Envenenamento, a ameaça que paira sobre os opositores russos
Natalia Arno tem dificuldade em ficar de pé por muito tempo. O seu lado direito está dormente, assim como as costas e o rosto, desde que foi envenenada há cinco meses, tal como muitos ativistas e opositores russos.
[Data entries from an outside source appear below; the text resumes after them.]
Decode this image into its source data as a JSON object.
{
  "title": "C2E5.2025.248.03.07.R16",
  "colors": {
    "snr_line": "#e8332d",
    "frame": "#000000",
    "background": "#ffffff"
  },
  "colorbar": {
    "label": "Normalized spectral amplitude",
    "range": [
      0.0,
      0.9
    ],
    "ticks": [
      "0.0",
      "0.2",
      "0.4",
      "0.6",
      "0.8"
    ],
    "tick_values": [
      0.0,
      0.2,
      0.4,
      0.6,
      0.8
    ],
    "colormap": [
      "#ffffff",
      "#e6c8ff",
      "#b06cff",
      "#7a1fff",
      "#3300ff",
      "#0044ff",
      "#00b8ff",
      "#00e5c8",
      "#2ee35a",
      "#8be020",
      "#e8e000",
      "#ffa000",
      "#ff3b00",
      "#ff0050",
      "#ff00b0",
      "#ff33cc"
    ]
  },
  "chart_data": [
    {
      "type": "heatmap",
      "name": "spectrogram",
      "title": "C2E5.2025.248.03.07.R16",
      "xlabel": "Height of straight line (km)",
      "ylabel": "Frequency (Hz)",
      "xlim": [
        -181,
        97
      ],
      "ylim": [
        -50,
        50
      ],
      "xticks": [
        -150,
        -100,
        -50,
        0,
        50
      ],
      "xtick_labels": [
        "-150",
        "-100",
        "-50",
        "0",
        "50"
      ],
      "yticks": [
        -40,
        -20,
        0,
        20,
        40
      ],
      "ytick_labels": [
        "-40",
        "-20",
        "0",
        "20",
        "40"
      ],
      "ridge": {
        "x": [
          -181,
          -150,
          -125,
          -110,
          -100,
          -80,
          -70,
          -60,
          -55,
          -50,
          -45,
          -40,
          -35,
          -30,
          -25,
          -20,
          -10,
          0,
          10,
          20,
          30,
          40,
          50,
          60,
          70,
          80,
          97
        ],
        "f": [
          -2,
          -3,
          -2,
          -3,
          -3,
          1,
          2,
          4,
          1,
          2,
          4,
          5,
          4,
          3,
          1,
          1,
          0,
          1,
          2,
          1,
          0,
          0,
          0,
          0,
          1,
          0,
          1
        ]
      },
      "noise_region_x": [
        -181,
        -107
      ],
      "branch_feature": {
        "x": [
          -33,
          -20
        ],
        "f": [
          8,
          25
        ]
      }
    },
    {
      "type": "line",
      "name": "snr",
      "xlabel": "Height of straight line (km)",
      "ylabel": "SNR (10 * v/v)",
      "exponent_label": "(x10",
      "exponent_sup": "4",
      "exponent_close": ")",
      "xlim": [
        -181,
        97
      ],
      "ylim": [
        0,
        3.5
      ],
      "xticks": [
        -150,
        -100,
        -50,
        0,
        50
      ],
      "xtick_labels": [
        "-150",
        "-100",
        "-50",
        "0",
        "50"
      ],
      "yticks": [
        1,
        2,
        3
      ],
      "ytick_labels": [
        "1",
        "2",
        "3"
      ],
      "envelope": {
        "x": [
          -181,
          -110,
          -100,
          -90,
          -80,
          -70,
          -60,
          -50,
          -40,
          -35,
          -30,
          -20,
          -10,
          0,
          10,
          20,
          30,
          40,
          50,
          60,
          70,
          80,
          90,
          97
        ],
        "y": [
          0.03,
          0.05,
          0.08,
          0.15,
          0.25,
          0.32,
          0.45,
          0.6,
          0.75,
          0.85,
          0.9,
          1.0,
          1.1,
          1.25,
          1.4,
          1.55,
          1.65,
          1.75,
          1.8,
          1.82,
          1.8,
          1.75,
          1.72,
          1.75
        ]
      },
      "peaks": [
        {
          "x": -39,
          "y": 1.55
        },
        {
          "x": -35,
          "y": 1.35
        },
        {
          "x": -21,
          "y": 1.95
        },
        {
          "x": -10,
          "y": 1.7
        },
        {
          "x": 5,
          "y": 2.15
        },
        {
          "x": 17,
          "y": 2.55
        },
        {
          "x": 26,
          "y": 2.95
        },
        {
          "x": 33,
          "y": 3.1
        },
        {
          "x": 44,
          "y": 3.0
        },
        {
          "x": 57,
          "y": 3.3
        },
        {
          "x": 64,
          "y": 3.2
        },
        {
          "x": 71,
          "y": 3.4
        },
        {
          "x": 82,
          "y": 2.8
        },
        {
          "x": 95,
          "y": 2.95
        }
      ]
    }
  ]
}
Tudo aconteceu no início de maio, em Praga. "A porta do meu quarto de hotel estava entreaberta" e havia um "cheiro desagradável" lá dentro, conta à AFP a presidente da ONG Free Russia Foundation, de 47 anos, em Paris.
A ativista procurou, em vão, por microfones espiões e até riu de si mesma por uma preocupação que considerou infundada. Mas por volta das 5h, ela acordou com fortes dores na boca.
Arno decidiu voltar para os Estados Unidos, onde mora, para se consultar com seu dentista, mas durante o voo a dor se espalhou pelas "axilas, peito, orelhas, olhos, pernas". "É como se todos os meus órgãos estivessem falhando, um por um", lembra ela.
Os exames revelaram que ela foi exposta a "uma toxina nervosa, que não pode surgir de forma natural". "Meus nervos foram queimados. Talvez eles se regenerem dentro de um ano", espera a ativista, com o olhar esperançoso.
Uma investigação sobre envenenamento está em curso nos Estados Unidos e na Alemanha, onde ela estava antes de sua estadia em Praga.
Uma jornalista russa no exílio, presente em Berlim para um encontro com o opositor russo Mikhail Khodorkovsky, também ficou doente.
Uma terceira mulher, residente na Geórgia, também teme ter sido envenenada no final de 2022 em Tiblissi, símbolo de uma ameaça crescente à sociedade civil.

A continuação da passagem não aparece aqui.